Price is important. So are a lot of other factors.
No one likes it, but it’s part of business: Sooner or later, almost every company finds that it needs to conduct an investigation to uncover potential wrongdoing by management, employees, suppliers, vendors or other third parties.
Investigations don’t have to be painful. With the right partner, investigations can run smoothly, efficiently, and leave your company functioning more productively – and profitably – than before. But there are lots of ‘investigation’ companies out there. How do you choose the right partner for your organization?
Here are our tips for choosing the right one for you.
Know what types of investigations you need.
This can be tricky, because many times you won’t know what you need until you need it. However, it’s possible for most companies to at least draw some broad outlines: Businesses that depend on technology and storing sensitive data may need a partner who can address loss or theft of proprietary information; insurance companies often need to conduct surveillance-based investigations; companies involved in mergers and acquisitions tend to need research and financial specialists; government or other regulated organizations often need to address fraud or corruption concerns.
Different investigations companies tend to specialize in certain areas; knowing what you’re likely to need will help you identify which partner has the right skills and experience.
Think beyond the RFP process.
Putting an RFP out to tender can be a useful way of surveying the investigations landscape, but common RFP questions like how long a company has been in business, a list of their top 10 clients, or whether they offer customized billing systems won’t really tell you if an investigations company is going to be able to deliver the results you need over the long term. Setting up 1-hour meetings with 5-10 investigations companies (preferably by visiting their offices) will do a better job of helping you identify the right partner, and will ultimately take less time than reviewing a whole stack of 50-page RFP responses).
Think less about ‘price’ and more about ‘ROI’.
There is often a tendency, with investigations, to focus on the hourly rate of the investigator(s) involved. This can be useful – but it’s not the whole picture. An effective partner will conduct investigations efficiently, thoroughly, and report findings in a way that are actionable and, where necessary, can withstand legal scrutiny. Investigations with a low hourly rate but which take longer, or aren’t useful to the business, are more expensive in the end.
Know who you’re getting.
Most larger investigations firms use a combination of full-time, permanent staff investigators and contract-based investigators as needed. You’ll want to make sure all the investigators involved in your projects are licensed, experienced, participate in ongoing education, and are experienced in the fields most relevant to your needs. You'll also want to know if their investigators and/or management hold professional memberships and certifications, and how long they've been working with the company. A good investigations partner won’t hesitate to provide documentation and allow you to meet their investigators.
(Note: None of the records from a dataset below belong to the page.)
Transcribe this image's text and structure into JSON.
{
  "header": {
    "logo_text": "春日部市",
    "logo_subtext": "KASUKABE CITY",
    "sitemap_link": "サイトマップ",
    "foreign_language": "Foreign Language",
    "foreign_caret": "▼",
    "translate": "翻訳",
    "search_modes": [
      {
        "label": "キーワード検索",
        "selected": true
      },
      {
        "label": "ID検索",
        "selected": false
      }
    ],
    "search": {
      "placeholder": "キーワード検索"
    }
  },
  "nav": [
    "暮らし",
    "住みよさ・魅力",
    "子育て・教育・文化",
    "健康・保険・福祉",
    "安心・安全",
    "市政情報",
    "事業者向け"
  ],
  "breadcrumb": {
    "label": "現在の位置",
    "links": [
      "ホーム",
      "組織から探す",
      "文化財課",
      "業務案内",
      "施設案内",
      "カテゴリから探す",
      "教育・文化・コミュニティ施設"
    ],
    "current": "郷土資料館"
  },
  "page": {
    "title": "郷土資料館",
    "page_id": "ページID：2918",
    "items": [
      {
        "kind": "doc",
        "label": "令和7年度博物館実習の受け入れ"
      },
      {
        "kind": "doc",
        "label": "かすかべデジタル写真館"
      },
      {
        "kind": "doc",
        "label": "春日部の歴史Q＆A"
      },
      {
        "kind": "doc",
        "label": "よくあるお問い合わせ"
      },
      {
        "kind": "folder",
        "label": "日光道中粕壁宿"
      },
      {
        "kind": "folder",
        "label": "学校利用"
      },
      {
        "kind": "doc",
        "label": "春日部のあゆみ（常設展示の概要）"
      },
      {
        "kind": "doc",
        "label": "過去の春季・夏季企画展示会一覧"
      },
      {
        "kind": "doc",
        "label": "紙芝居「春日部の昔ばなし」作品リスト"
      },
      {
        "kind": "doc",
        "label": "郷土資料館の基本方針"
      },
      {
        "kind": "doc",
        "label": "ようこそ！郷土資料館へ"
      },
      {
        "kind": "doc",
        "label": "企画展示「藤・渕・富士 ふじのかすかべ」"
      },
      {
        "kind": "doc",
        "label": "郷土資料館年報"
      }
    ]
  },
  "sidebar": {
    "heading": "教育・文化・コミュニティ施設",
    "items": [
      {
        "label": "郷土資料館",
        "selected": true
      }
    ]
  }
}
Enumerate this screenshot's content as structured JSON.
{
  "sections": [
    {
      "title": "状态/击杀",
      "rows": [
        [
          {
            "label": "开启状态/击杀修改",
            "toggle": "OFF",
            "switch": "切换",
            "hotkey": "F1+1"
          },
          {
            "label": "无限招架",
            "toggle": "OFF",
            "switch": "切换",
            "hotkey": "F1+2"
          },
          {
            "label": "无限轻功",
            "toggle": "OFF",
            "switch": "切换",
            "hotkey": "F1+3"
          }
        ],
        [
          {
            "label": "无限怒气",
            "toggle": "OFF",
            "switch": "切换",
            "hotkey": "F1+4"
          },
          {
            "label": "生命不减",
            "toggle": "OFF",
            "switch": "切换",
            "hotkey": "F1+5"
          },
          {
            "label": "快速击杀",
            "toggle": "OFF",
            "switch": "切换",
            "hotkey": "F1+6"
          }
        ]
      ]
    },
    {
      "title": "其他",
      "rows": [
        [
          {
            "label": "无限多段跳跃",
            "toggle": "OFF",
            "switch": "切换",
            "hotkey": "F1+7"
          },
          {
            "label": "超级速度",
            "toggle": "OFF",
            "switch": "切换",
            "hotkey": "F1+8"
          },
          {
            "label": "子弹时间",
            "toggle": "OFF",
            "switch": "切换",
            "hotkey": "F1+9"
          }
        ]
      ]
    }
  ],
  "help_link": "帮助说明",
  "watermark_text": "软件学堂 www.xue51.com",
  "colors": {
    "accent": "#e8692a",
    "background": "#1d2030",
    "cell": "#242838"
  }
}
Look for good ethics and reliability.
We’ve never liked – or entirely agreed with – the stereotype of the slightly-shady, possibly-unscrupulous private investigator, but we also know that not all investigators are created equal. So ask around, check references, and do a little research to make sure the people you’re engaging meet your high standards and won’t do your brand or organization any damage.
Assess for cultural fit.
Bringing in an outside company to conduct an internal investigation is disruptive enough at the best of times. Deploying a team of navy-blue-suit corporate types in, for example, a union-based manufacturing environment can add an additional challenge that may end up impeding the investigation because they simply won’t be able to uncover or elicit the information they need. Cultural fit is an important element of a successful partnership.
Look for reporting you can use.
Investigations reporting has to meet 4 criteria: Timely, useful, actionable and defensible. It doesn’t matter how well an investigations are conducted, if the resulting documentation doesn’t allow you to take action or if it doesn’t withstand examination in court if required. Ask to see samples of reporting for investigations similar to the ones you anticipate, and establish clear SLAs for reporting to ensure you get the results you need.
Think strategically and tactically.
It’s a common trope in the investigations business that “you’re only as good as your last file” – there can be a transactional nature to corporate investigations that can obscure the value of a great long-term strategic investigations partner. While it’s important for every investigation to be effective, it’s the long-term relationship that will ultimately deliver the best results.